入学式を終えたばかりの高校1年生に、これほど注目が集まるのは、異例中の異例だ。スタンドには、父親で、ラグビー・ヤマハ発動機監督の清宮克幸氏の姿もあった。

 いつもと違う雰囲気の中で始まった試合は、1回表駒大高の1番倉田英明が二塁打を放った、後が続かず無得点。その裏早稲田実業は、一死一塁の場面で、3番打者として清宮が登場した。身長184センチ、体重97キロの体格は既に、1年生離れしている。その第1打席は一ゴロに終わった。

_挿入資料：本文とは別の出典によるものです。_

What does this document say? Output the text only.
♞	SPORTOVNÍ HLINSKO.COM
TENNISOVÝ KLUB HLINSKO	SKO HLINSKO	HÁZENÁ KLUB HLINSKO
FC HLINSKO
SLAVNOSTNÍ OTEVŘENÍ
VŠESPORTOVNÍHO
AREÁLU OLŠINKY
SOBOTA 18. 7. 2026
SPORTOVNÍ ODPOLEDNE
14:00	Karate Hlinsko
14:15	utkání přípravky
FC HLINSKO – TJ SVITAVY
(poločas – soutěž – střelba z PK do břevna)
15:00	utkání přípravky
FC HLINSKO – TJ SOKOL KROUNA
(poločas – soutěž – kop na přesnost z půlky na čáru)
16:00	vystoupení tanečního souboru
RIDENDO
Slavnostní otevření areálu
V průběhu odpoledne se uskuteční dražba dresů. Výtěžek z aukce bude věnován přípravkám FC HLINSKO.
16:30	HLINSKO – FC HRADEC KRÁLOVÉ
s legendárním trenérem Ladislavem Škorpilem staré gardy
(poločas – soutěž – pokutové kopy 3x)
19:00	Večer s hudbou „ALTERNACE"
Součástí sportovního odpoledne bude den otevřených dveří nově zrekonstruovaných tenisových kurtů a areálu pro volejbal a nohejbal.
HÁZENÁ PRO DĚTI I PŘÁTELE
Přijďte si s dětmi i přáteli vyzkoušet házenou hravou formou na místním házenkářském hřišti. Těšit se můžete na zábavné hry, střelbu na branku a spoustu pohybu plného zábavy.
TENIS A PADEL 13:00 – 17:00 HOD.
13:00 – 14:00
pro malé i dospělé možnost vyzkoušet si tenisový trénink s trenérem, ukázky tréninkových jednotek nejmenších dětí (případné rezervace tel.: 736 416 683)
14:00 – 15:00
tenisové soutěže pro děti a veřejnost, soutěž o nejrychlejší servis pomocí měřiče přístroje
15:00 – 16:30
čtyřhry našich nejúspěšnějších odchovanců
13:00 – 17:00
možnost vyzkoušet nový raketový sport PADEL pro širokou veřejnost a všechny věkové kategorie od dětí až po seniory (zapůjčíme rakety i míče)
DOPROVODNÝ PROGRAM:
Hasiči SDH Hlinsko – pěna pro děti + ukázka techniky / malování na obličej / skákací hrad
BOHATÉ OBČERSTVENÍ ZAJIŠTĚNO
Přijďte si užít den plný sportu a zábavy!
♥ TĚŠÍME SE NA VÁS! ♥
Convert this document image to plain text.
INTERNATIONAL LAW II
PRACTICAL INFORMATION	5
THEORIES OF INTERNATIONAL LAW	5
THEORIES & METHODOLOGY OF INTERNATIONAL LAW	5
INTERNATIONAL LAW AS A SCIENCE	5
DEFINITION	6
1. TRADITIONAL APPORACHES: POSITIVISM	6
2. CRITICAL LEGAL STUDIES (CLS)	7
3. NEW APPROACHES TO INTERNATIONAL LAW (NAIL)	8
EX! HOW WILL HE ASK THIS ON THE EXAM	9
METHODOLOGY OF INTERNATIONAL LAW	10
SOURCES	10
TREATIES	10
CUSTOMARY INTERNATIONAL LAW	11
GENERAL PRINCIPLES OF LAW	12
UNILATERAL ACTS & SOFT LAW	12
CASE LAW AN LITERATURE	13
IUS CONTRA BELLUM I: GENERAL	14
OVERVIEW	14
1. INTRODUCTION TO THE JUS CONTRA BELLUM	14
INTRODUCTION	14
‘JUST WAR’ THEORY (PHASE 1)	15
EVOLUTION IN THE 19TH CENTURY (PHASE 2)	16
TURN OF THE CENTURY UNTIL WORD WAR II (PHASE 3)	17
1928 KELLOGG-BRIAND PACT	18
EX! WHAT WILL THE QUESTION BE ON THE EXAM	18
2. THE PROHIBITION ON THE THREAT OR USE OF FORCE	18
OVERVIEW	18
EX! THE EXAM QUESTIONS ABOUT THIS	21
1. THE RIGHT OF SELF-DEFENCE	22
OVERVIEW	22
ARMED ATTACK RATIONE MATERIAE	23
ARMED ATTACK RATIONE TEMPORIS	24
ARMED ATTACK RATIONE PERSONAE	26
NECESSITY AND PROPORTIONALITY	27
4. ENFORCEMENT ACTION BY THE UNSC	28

 駒大高の先発・吉澤慎祐は、「(清宮を)最初は意識しましたが、変化球がストライクに入って打たれませんでした」と、語る。

 注目の清宮の初打席は終わったが、ここから試合は荒れることになる。
早稲田実業の先発は、背番号10ながらも、昨年の夏、秋は背番号1であった松本 皓。しかし、松本はピリッとせず、2回表駒大高は、8番吉澤の二塁打や、9番登将紀の左前適時打などで2点を入れる。

 3回裏早稲田実業は、二死満塁のチャンスから、4番加藤 雅樹の右前適時打で同点に追いつく。

5回表駒大高は、3回から登板した早稲田実業の背番号1の宮崎 廉太を攻め、5番萩良徳の2ラン本塁打などで3点を入れ再びリードする。その裏早稲田実業は、またも加藤の適時打で1点を返す。